At the end of the 11-wk intervention periods, the decreased GL test foods did not change fasting plasma glucose … or insulin concentrations compared with increased GL test foods. Serum total cholesterol, LDL-cholesterol, HDL-cholesterol, and triacylglycerol concentrations were also not significantly different for decreased and increased GL test foods, respectively. Finally, proinflammatory (high-sensitivity C-reactive protein, interleukin-6, tumor necrosis factor-{alpha}, monocyte chemoattractant protein 1) and prothrombotic (plasminogen activator inhibitor 1) markers were not affected. Glucose and lipids were also analyzed after 1 and 5 wk of intervention and were not affected by the intervention.

What does work to reduce these markers? Total carbohydrate restriction:

The results support the use of dietary carbohydrate restriction as an effective approach to improve features of MetS [metabolic syndrome] and cardiovascular risk.

The glycemic index may have its uses, but it is no substitute for carbohydrate reduction in those trying to improve weight, metabolic syndrome or blood sugar issues.

15 Months Later

15 months ago I weighed 247 pounds, took hydrochlorothiazide (HCZT) for high blood pressure, Prilosec OTC for GURD, and had triglycerides of 344. My BP was 140/96, my waist size was creeping up on 42″, my HDL cholesterol was 20 and my fasting glucose level was 103. I had more than three of the indicators of “metabolic syndrome” — in fact, I had them all — increasing my risk for heart disease, stroke and diabetes:

According to the American Heart Association and the National Heart, Lung, and Blood Institute, metabolic syndrome is present if you have three or more of the following signs:

  • Blood pressure equal to or higher than 130/85 mmHg
  • Fasting blood sugar (glucose) equal to or higher than 100 mg/dL
  • Large waist circumference (length around the waist):
    o Men – 40 inches or more
    o Women – 35 inches or more
  • Low HDL cholesterol:
    o Men – under 40 mg/dL
    o Women – under 50 mg/dL
  • Triglycerides equal to or higher than 150 mg/dL

I wanted to avoid taking statins, a class of drug that has some side effects for some people. In my About page I have the course of action taken over a few years to try and get the situation under control. But nothing seemed to work until my doctor suggested I try reducing carbohydrates to see if I respond. I picked up Protein Power from the local bookstore, started the diet, and responded, very quickly.
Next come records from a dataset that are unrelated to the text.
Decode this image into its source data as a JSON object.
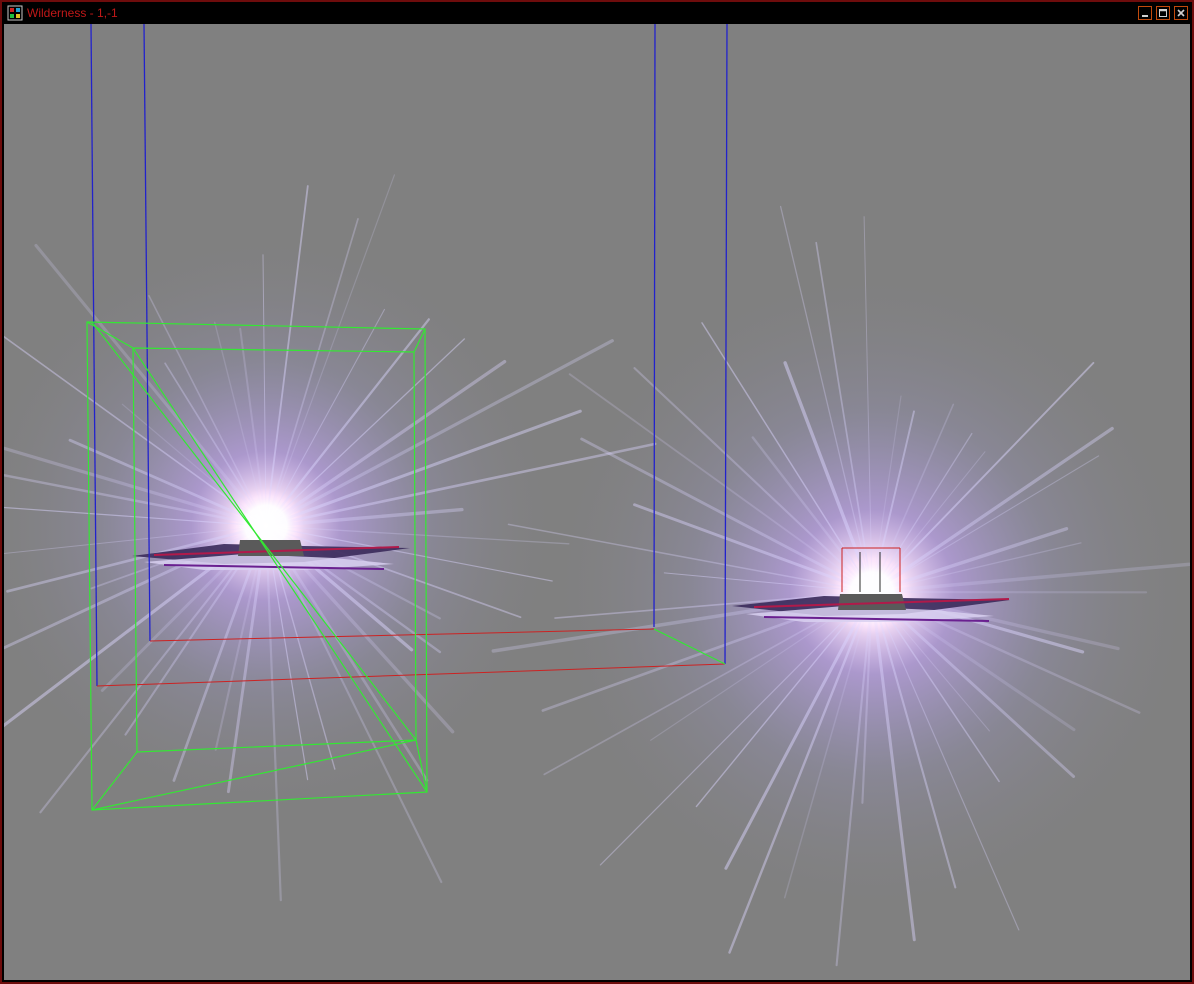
{
  "window": {
    "title": "Wilderness - 1,-1",
    "icon": "editor-grid-icon",
    "controls": [
      "minimize-icon",
      "maximize-icon",
      "close-icon"
    ]
  },
  "scene": {
    "background_color": "#808080",
    "bounding_box_color": "#33e833",
    "axis_colors": {
      "vertical": "#2222cc",
      "horizontal": "#cc2222"
    },
    "flare_colors": {
      "core": "#ffffff",
      "halo": "#c8a8ff",
      "ray": "#dcd6ff"
    },
    "objects": [
      "flare-object-left",
      "flare-object-right"
    ]
  }
}
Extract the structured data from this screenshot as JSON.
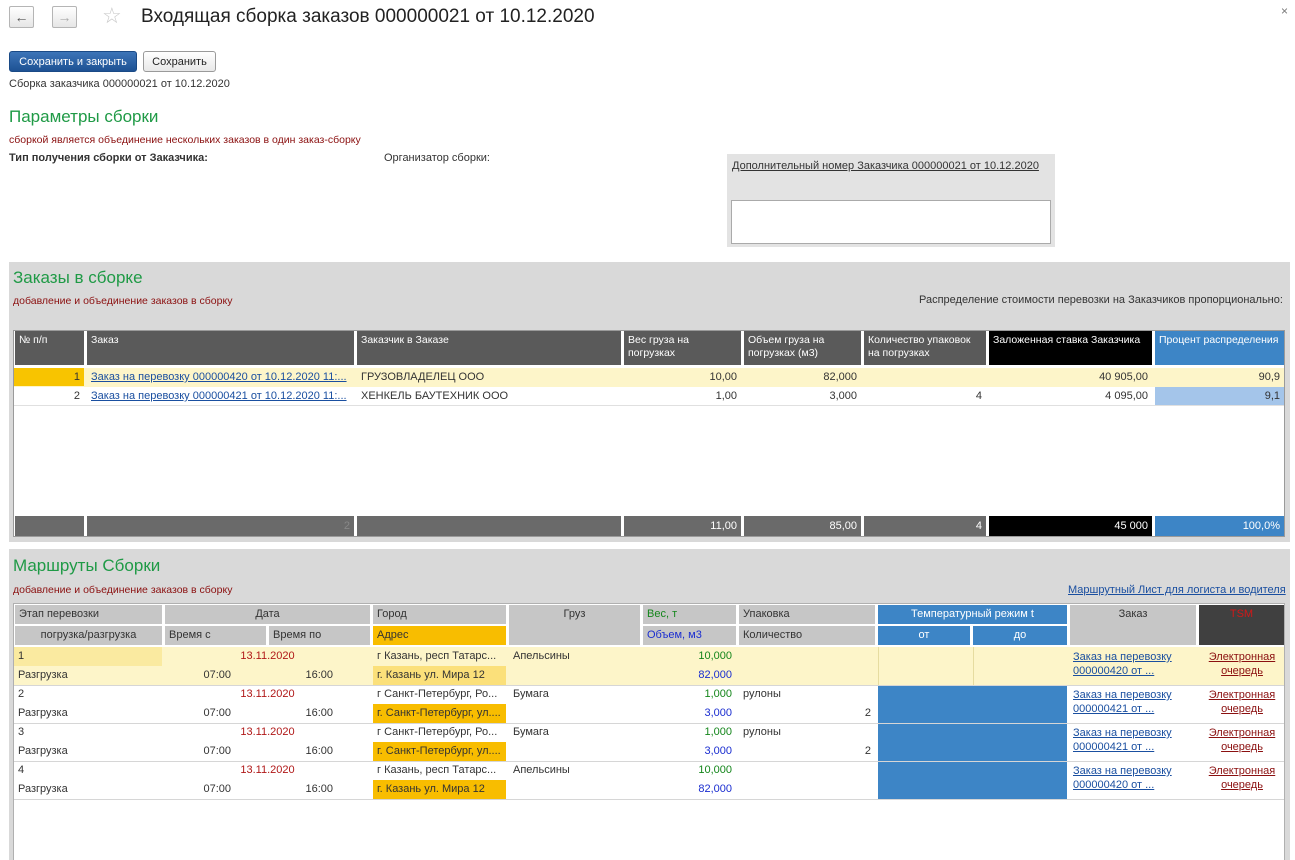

I then bought The Protein Power Lifeplan, the updated book, and found it a great help. (If you are only going to buy one, get Protein Power Life Plan).

Now, 15 months later, I have lost 44 pounds down to 203 (still 10 – 15 pounds overweight, but progress nonetheless). My size 36 pants are just starting to get a little loose, and I long ago abandoned the size 42, 40 and 38 size pants I wore over the past year and a half. I haven’t taken the HCZT for high blood pressure in over a year … today, it was 122 / 62 … and I stopped taking Prilosec OTC right after starting the diet. My triglycerides dropped first to 103 (from 344), then rose back to 143 as I have transitioned into the maintenance phase of the diet. My fasting glucose is now under 100, at 98. My HDL cholesterol, once at 20, is now 34, just 6 points shy of the desired 40.

My doctor is pleased, I am pleased, but more importantly, I feel great. The low carb way of eating is one I can tolerate long term, and plan to continue on this diet for the rest of my life.